Well, the real horror in case of Someday You’ll Return doesn’t always come from monsters or strange visuals. We play with very strong personal themes which can hide much darker things. The forest is merely an amplifier, a lens through which all mundane gets amplified into horrible proportions. Sometimes, when playing this game, you might question if you are part of evil portrayed by the game.
What is it about this Moravian forest that appealed to you to the extent you wanted to recreate it? How do you go about designing in a way that captures its uniqueness?
It’s the land of our childhood. Actually the game mixes together Southern Moravia, where Lukas spent his childhood, and Northern Bohemia, which is the land of my childhood. Not only we have an intimate knowledge of these parts but we also have our memories, our fears and strange things we encountered there.
Can you expand on the folklore of the region that inspired you to make a horror game?
The game can get really seriously nasty at times. What we are trying to achieve though isn’t your typical jump scare-ish stuff. We want the player to feel less and less comfortable and then downright scared.
We are working with ancient stories and legends in the game, some of them are dated back to 9th century.
Can you expand on the 19th century tourist navigation system? What is it? How does it work?
This system has been used by the Czech Hiking Club since 1888. The entire territory of the Czech Republic is covered with marked trails with detailed maps available. In the Czech Republic, over 70,000 km of hiking trails have been marked this way.
The trail starts with arrow signs with destinations and number of kilometers. Each trail is then color marked by simple markers and arrows painted between white lines on trees, rocks, utility posts or walls along the trail in a corresponding color.
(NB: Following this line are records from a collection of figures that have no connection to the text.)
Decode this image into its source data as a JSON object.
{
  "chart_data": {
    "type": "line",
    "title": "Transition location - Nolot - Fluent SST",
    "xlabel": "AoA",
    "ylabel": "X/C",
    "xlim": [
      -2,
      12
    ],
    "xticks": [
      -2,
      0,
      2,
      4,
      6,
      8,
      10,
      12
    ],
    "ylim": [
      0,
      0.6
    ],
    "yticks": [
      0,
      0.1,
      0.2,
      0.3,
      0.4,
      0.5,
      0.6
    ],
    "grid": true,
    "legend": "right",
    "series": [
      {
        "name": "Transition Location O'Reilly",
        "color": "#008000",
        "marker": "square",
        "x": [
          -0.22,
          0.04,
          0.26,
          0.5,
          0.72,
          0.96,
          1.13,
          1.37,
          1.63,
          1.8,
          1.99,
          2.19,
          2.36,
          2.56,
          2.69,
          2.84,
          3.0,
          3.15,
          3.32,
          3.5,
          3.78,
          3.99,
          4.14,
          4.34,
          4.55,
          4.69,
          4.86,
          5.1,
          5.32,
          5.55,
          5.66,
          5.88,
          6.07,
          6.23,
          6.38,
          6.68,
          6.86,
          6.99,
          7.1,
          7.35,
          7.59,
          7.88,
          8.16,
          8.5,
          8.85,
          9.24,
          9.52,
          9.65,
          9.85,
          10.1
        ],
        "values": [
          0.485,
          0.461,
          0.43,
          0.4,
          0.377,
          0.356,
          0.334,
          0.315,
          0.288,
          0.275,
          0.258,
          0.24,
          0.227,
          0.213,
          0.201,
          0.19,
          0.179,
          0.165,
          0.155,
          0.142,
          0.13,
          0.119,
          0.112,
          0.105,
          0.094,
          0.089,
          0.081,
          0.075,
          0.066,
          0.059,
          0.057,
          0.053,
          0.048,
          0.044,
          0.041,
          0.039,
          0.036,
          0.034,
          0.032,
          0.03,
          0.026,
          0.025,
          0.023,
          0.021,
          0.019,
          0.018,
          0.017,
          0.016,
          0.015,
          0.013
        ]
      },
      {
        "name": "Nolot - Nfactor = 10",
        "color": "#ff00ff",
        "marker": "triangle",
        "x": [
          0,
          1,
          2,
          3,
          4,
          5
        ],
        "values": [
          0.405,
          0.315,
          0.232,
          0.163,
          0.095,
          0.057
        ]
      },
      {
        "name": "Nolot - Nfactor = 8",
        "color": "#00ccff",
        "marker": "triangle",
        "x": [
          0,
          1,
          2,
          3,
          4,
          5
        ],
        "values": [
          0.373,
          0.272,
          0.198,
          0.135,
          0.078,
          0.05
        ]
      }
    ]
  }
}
There are also additional items like printed maps denoted by color lines (trail markers), GPS information and lots of local information about points of interest.
The threat of harm generally goes hand in hand with horror. Without a combat system, should we expect a stealth and avoidance experience, a la Amnesia, or does Someday You’ll Return’s harm take a more psychological path?
Definitely you have to be stealthy at times and you can get yourself killed if you are not careful. But your harm takes the psychological path at the same time. We have a ways how to communicate this back to player.
What do you hope people will take away from the game?
I hope that players will enjoy the story and ideally they will think about some of the themes long after they are finished with the story. I will be also very happy to show them part of our landscape and culture which might feel a bit exotic to them.
Why did you choose Unreal Engine 4? Are there any unexpected benefits or challenges to it?
Our game tries to utilize everything that Unreal Engine 4 is able to provide, ranging from outstanding visuals, advanced lighting system, excellent AI support, super fast C++ back end and much more, including the full source code to the engine. At this point there is not another engine on the market which would come even close to this level, not mentioning other support provided by Epic Games which is also unparalleled. When we started with development we didn’t known that outside the Unreal Engine itself, there will be also Dev grants, mixers, superb support and much more. So we are really happy with our choice.
Has the Dev Grant allowed you to do anything you otherwise would not have been able to?
Definitely! We are working with lots of different concepts ranging from MoCap to professional voice over studio (OMUK, the leading voiceover studio specialized in videogames). With this grant we are able to cover some of these costs without having to cut down the scope, so we would like to thank Epic Games once again for selecting us.